Meneteri Iftitah mengatakan bahwa terdapat generasi muda dan kampus-kampus nonmitra yang berminat mendaftar serta ingin terlibat dalam program Transmigrasi Patriot."Makanya, sekarang kita buka lulusan sarjana manapun boleh ikut," ujarnya.
Kementerian Transmigrasi (Kementrans) memberikan kesempatan bagi generasi muda Indonesia untuk terlibat langsung dalam pembangunan nasional melalui Tim Ekspedisi Patriot (TEP) 2026, salah satu bagian dari program Transmigrasi Patriot.
Juru Bicara Kementrans Eva Julianti Yunizar menyatakan banyak anak muda yang ingin berkontribusi bagi masyarakat, tapi belum menemukan ruang yang tepat untuk mewujudkannya.

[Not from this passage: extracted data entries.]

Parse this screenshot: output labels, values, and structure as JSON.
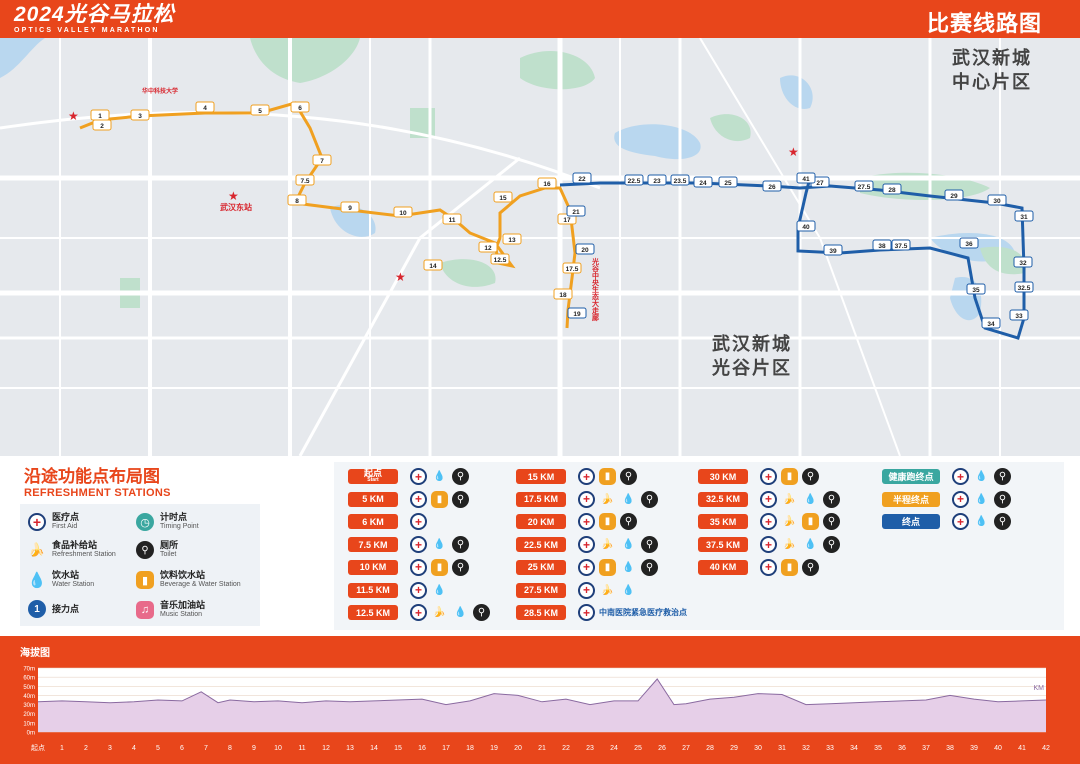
{
  "header": {
    "title": "2024光谷马拉松",
    "subtitle": "OPTICS VALLEY MARATHON",
    "page_title": "比赛线路图"
  },
  "map": {
    "district_north": [
      "武汉新城",
      "中心片区"
    ],
    "district_south": [
      "武汉新城",
      "光谷片区"
    ],
    "landmarks": {
      "wuhan_east_station": "武汉东站",
      "corridor": "光谷中央生态大走廊",
      "university": "华中科技大学"
    },
    "km_markers": [
      "1",
      "2",
      "3",
      "4",
      "5",
      "6",
      "7",
      "7.5",
      "8",
      "9",
      "10",
      "11",
      "12",
      "12.5",
      "13",
      "14",
      "15",
      "16",
      "17",
      "17.5",
      "18",
      "19",
      "20",
      "21",
      "22",
      "22.5",
      "23",
      "23.5",
      "24",
      "25",
      "26",
      "27",
      "27.5",
      "28",
      "29",
      "30",
      "31",
      "32",
      "32.5",
      "33",
      "34",
      "35",
      "36",
      "37.5",
      "38",
      "39",
      "40",
      "41"
    ],
    "colors": {
      "route_first_half": "#f0a020",
      "route_second_half": "#1f5ea8",
      "water": "#b9d7ef",
      "park": "#bfe0cc",
      "road": "#ffffff"
    }
  },
  "stations": {
    "title_zh": "沿途功能点布局图",
    "title_en": "REFRESHMENT STATIONS",
    "legend": [
      {
        "icon": "first-aid-icon",
        "zh": "医疗点",
        "en": "First Aid"
      },
      {
        "icon": "timing-icon",
        "zh": "计时点",
        "en": "Timing Point"
      },
      {
        "icon": "food-icon",
        "zh": "食品补给站",
        "en": "Refreshment Station"
      },
      {
        "icon": "toilet-icon",
        "zh": "厕所",
        "en": "Toilet"
      },
      {
        "icon": "water-icon",
        "zh": "饮水站",
        "en": "Water Station"
      },
      {
        "icon": "beverage-icon",
        "zh": "饮料饮水站",
        "en": "Beverage & Water Station"
      },
      {
        "icon": "relay-icon",
        "zh": "接力点",
        "en": ""
      },
      {
        "icon": "music-icon",
        "zh": "音乐加油站",
        "en": "Music Station"
      }
    ],
    "col1": [
      {
        "label": "起点",
        "sub": "Start",
        "icons": [
          "aid",
          "water",
          "toilet"
        ]
      },
      {
        "label": "5 KM",
        "icons": [
          "aid",
          "bev",
          "toilet"
        ]
      },
      {
        "label": "6 KM",
        "icons": [
          "aid"
        ]
      },
      {
        "label": "7.5 KM",
        "icons": [
          "aid",
          "water",
          "toilet"
        ]
      },
      {
        "label": "10 KM",
        "icons": [
          "aid",
          "bev",
          "toilet"
        ]
      },
      {
        "label": "11.5 KM",
        "icons": [
          "aid",
          "water"
        ]
      },
      {
        "label": "12.5 KM",
        "icons": [
          "aid",
          "food",
          "water",
          "toilet"
        ]
      }
    ],
    "col2": [
      {
        "label": "15 KM",
        "icons": [
          "aid",
          "bev",
          "toilet"
        ]
      },
      {
        "label": "17.5 KM",
        "icons": [
          "aid",
          "food",
          "water",
          "toilet"
        ]
      },
      {
        "label": "20 KM",
        "icons": [
          "aid",
          "bev",
          "toilet"
        ]
      },
      {
        "label": "22.5 KM",
        "icons": [
          "aid",
          "food",
          "water",
          "toilet"
        ]
      },
      {
        "label": "25 KM",
        "icons": [
          "aid",
          "bev",
          "water",
          "toilet"
        ]
      },
      {
        "label": "27.5 KM",
        "icons": [
          "aid",
          "food",
          "water"
        ]
      },
      {
        "label": "28.5 KM",
        "icons": [
          "aid"
        ],
        "note": "中南医院紧急医疗救治点"
      }
    ],
    "col3": [
      {
        "label": "30 KM",
        "icons": [
          "aid",
          "bev",
          "toilet"
        ]
      },
      {
        "label": "32.5 KM",
        "icons": [
          "aid",
          "food",
          "water",
          "toilet"
        ]
      },
      {
        "label": "35 KM",
        "icons": [
          "aid",
          "food",
          "bev",
          "toilet"
        ]
      },
      {
        "label": "37.5 KM",
        "icons": [
          "aid",
          "food",
          "water",
          "toilet"
        ]
      },
      {
        "label": "40 KM",
        "icons": [
          "aid",
          "bev",
          "toilet"
        ]
      }
    ],
    "col4": [
      {
        "label": "健康跑终点",
        "style": "teal",
        "icons": [
          "aid",
          "water",
          "toilet"
        ]
      },
      {
        "label": "半程终点",
        "style": "orange",
        "icons": [
          "aid",
          "water",
          "toilet"
        ]
      },
      {
        "label": "终点",
        "style": "blue",
        "icons": [
          "aid",
          "water",
          "toilet"
        ]
      }
    ]
  },
  "elevation": {
    "title": "海拔图",
    "unit": "KM",
    "y_ticks": [
      "70m",
      "60m",
      "50m",
      "40m",
      "30m",
      "20m",
      "10m",
      "0m"
    ],
    "x_ticks": [
      "起点",
      "1",
      "2",
      "3",
      "4",
      "5",
      "6",
      "7",
      "8",
      "9",
      "10",
      "11",
      "12",
      "13",
      "14",
      "15",
      "16",
      "17",
      "18",
      "19",
      "20",
      "21",
      "22",
      "23",
      "24",
      "25",
      "26",
      "27",
      "28",
      "29",
      "30",
      "31",
      "32",
      "33",
      "34",
      "35",
      "36",
      "37",
      "38",
      "39",
      "40",
      "41",
      "42"
    ],
    "profile_km": [
      0,
      1,
      2,
      3,
      4,
      5,
      6,
      6.8,
      7.5,
      8,
      9,
      10,
      11,
      12,
      13,
      14,
      15,
      16,
      17,
      18,
      19,
      20,
      21,
      22,
      23,
      24,
      25,
      25.8,
      26.5,
      27,
      28,
      29,
      30,
      31,
      32,
      33,
      34,
      35,
      36,
      37,
      38,
      39,
      40,
      41,
      42
    ],
    "profile_m": [
      33,
      34,
      33,
      32,
      33,
      35,
      34,
      44,
      32,
      35,
      33,
      34,
      32,
      34,
      33,
      34,
      35,
      36,
      30,
      34,
      42,
      40,
      33,
      36,
      30,
      34,
      34,
      58,
      30,
      31,
      36,
      38,
      42,
      41,
      30,
      31,
      32,
      33,
      34,
      35,
      40,
      36,
      33,
      34,
      35
    ],
    "fill_color": "#e6cfe8",
    "line_color": "#8a6aa0"
  }
}
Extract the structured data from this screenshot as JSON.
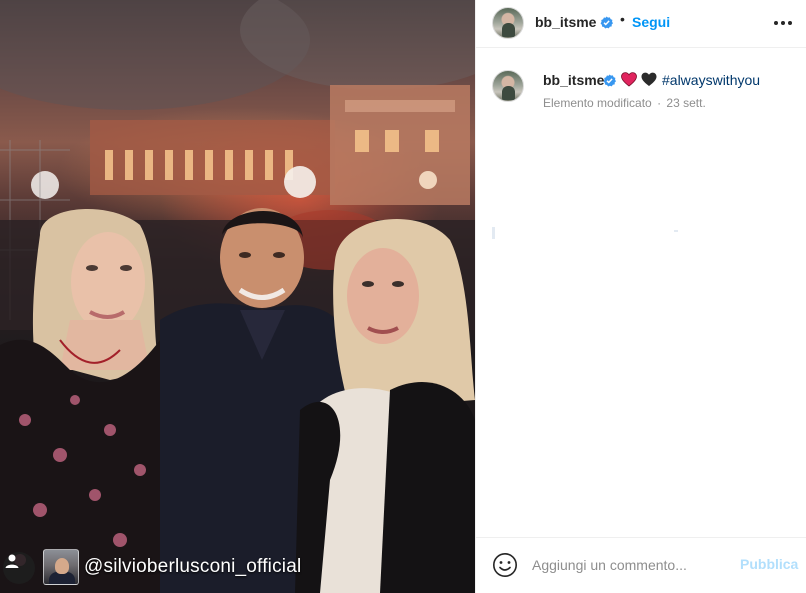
{
  "post": {
    "username": "bb_itsme",
    "dot": "•",
    "follow_label": "Segui",
    "more_icon": "more-horizontal-icon",
    "caption": {
      "hearts": [
        "red-heart",
        "black-heart"
      ],
      "hashtag": "#alwayswithyou"
    },
    "edited_label": "Elemento modificato",
    "separator": "·",
    "date": "23 sett."
  },
  "photo": {
    "tagged_account": "@silvioberlusconi_official",
    "user_tag_icon": "user-tag-icon"
  },
  "comment": {
    "placeholder": "Aggiungi un commento...",
    "publish_label": "Pubblica",
    "emoji_icon": "emoji-icon"
  },
  "colors": {
    "link_blue": "#0095f6",
    "hashtag_blue": "#00376b",
    "muted": "#8e8e8e",
    "publish_disabled": "#b2dffc",
    "verified": "#3897f0"
  }
}
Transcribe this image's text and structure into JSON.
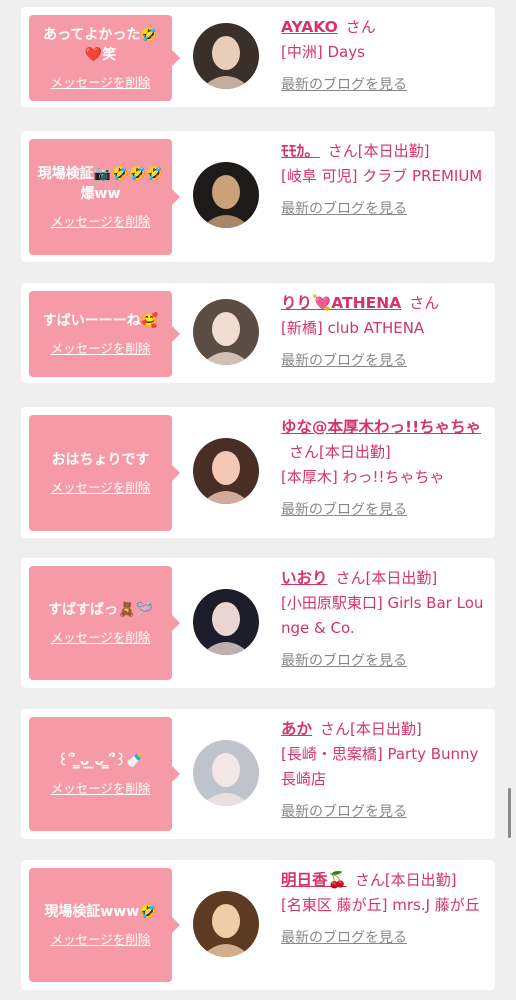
{
  "delete_label": "メッセージを削除",
  "blog_label": "最新のブログを見る",
  "san_label": "さん",
  "accent_color": "#d6336c",
  "bubble_color": "#f79aa7",
  "cards": [
    {
      "message": "あってよかった🤣❤️笑",
      "name": "AYAKO",
      "status": "",
      "shop": "[中洲] Days",
      "avatar": "avatar-photo"
    },
    {
      "message": "現場検証📷🤣🤣🤣爆ww",
      "name": "ﾓﾓｶ。",
      "status": "[本日出勤]",
      "shop": "[岐阜 可児] クラブ PREMIUM",
      "avatar": "avatar-photo"
    },
    {
      "message": "すばいーーーね🥰",
      "name": "りり💘ATHENA",
      "status": "",
      "shop": "[新橋] club ATHENA",
      "avatar": "avatar-photo"
    },
    {
      "message": "おはちょりです",
      "name": "ゆな@本厚木わっ!!ちゃちゃ",
      "status": "[本日出勤]",
      "shop": "[本厚木] わっ!!ちゃちゃ",
      "avatar": "avatar-photo"
    },
    {
      "message": "すばすばっ🧸🪡",
      "name": "いおり",
      "status": "[本日出勤]",
      "shop": "[小田原駅東口] Girls Bar Lounge & Co.",
      "avatar": "avatar-photo"
    },
    {
      "message": "꒰՞ ̳ᴗ̫ ̫ᴗ ̳՞꒱🍼",
      "name": "あか",
      "status": "[本日出勤]",
      "shop": "[長崎・思案橋] Party Bunny 長崎店",
      "avatar": "avatar-photo"
    },
    {
      "message": "現場検証www🤣",
      "name": "明日香🍒",
      "status": "[本日出勤]",
      "shop": "[名東区 藤が丘] mrs.J 藤が丘",
      "avatar": "avatar-photo"
    }
  ]
}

Ia mengatakan keterlibatan generasi muda dibutuhkan untuk mempercepat transformasi dan kemajuan daerah, terutama kawasan-kawasan yang memiliki potensi menjadi pusat pertumbuhan ekonomi baru.
Pihaknya pun menyelenggarakan program Transmigrasi Patriot untuk memberi kesempatan bagi generasi muda dari berbagai latar belakang pendidikan agar turut serta dalam pengembangan potensi kawasan transmigrasi, sesuai amanat Undang-Undang Nomor 29 Tahun 2009 tentang Perubahan atas Undang-Undang Nomor 15 Tahun 1997 tentang Ketransmigrasian.
Program tersebut memfasilitasi anak-anak muda Indonesia untuk melakukan pemetaan potensi wilayah, mengidentifikasi tantangan pembangunan, serta merumuskan gagasan yang dapat mendukung pengembangan ekonomi dan peningkatan kesejahteraan masyarakat.
Kementerian Transmigrasi menegaskan komitmennya terhadap transparansi dalam proses rekrutmen Tim Ekspedisi Patriot (TEP) 2026.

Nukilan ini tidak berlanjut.